BAGHDAD (AFP) — Twin car bombings ripped through a Baghdad bus station killing 16 people on Wednesday, as violence across Iraq claimed at least 27 lives and shattered a relative lull marked by largely peaceful polls.
Among the incidents, Shiite pilgrims travelling by foot to the central shrine city of Karbala came under attack in two areas of Baghdad, leaving one devotee dead and 14 others wounded, security officials said.
And at least five people were killed in the violent northern city of Mosul, an insurgent hotspot.
Defence and interior ministry officials said the parked cars blew up in almost simultaneous attacks near the bus station in the Shiite district of Bayah in southwest Baghdad. Most of the 16 dead and 43 wounded were men.
Iraqi police and US troops cordoned off the scene of the attack, a busy shopping area where blood and body parts were scattered across the streets, amid several burnt-out cars.
The force of the blasts blew the roofs off roadside stalls, leaving wreckage strewn across the streets which were filled with puddles from storms the previous day.
Security officials said one Shiite pilgrim was killed and eight others were wounded, all men, by a roadside bomb as they passed through the southern Baghdad district of Zafaraniyah.
They were on their way to the holy city of Karbala, about 100 kilometres (62 miles) south of the Iraqi capital.
In another attack, a civilian was killed and 12 people were wounded, including six more Shiite pilgrims, in the northern district of Waziriyah, police said.
Shiite pilgrims have begun travelling from across Iraq -- mostly on foot -- to Karbala for Arbaeen, a ceremony marking 40 days after the anniversary of the Ashura killing of Imam Hussein by Sunni caliph Yazid's armies in 680.
Staffan de Mistura, the UN chief's special representative to Iraq, in a statement condemned the targeting of pilgrims as a "murderous attack which was clearly designed to provoke sectarian tensions."
The violence came "even though the people of Iraq had clearly indicated through their votes on January 31 that they wish to put that sad phase of Iraqi history well behind them," he said, referring to provincial polls.
The elections at the end of last month were held under strict security conditions with Iraqis voting behind barbed wire and cars banned from the streets of Baghdad for most of the day.
They passed without major incident and confirmed a downward trend in the sectarian violence that in 2006-2007 almost pushed Iraq to civil war.
The tally of deaths per day across Iraq had been down to single digits this month, apart from a suicide attack on a restaurant in restive Diyala province that killed 12 people on February 5, according to local officials.

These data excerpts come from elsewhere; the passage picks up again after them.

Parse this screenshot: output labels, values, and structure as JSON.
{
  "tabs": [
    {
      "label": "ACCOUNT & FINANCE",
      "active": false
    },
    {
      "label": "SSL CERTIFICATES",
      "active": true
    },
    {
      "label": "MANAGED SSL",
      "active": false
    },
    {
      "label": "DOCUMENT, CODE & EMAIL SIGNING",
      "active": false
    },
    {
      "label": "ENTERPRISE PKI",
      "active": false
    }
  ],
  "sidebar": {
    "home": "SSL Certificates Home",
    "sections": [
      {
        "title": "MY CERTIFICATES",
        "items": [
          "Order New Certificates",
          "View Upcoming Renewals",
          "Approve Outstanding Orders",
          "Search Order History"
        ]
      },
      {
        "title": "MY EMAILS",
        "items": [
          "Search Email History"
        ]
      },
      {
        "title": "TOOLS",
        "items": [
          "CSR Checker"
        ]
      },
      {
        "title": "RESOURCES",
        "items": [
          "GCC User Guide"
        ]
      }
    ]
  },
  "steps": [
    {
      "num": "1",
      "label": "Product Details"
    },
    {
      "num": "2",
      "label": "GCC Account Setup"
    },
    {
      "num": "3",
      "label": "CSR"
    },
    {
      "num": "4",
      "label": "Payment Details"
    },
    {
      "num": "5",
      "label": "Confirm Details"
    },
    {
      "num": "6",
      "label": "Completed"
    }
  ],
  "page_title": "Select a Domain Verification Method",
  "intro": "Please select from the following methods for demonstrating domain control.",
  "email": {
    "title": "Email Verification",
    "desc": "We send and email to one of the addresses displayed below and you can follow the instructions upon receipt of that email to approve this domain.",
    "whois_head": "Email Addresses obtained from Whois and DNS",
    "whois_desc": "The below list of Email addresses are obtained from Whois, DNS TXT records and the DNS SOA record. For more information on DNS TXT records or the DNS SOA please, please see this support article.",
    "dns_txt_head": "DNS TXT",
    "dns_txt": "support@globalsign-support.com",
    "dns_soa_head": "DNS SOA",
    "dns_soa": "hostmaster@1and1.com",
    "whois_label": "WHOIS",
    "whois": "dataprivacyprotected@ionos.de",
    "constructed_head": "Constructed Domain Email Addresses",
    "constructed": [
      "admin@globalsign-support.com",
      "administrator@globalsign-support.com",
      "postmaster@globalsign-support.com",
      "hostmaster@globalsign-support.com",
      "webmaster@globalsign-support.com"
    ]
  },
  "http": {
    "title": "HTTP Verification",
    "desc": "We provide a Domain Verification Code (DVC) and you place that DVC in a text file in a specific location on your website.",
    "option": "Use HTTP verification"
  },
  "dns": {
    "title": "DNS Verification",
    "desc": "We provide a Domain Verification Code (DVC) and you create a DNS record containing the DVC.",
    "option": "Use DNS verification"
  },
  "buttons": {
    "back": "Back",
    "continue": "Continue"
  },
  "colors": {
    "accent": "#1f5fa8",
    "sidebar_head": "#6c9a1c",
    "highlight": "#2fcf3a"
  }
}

In January, a total of 191 Iraqis were killed in violence, the lowest monthly toll since the US-led invasion of March 2003, the authorities in Iraq said.
But Wednesday's death toll of at least 27 people showed a sharp reversal of the trend.
In northern Iraq, three policemen were killed in an attack by gunmen against a police patrol in central Mosul, police said. And a suicide bomber in the city killed a soldier and wounded three others, including a civilian, police said.
Father-of-four Ahmed Fathi al-Jubouri, a local leader of a Sunni group, the Iraqi Islamic Party, was killed in a drive-by shooting as he left a mosque after dusk prayers in western Mosul, police and a party source said.
Near the industrial town of Iskandiriyah, south of Baghdad, two policemen were killed and three wounded in a roadside bombing, police official Mohammed al-Tamimi said.
A member of the Sahwa anti-Qaeda group was shot dead in an attack on offices in Baquba of the former Sunni insurgents who have sided with the Americans, a security official said.
And a policeman who went to respond to the attack was killed in a bomb explosion.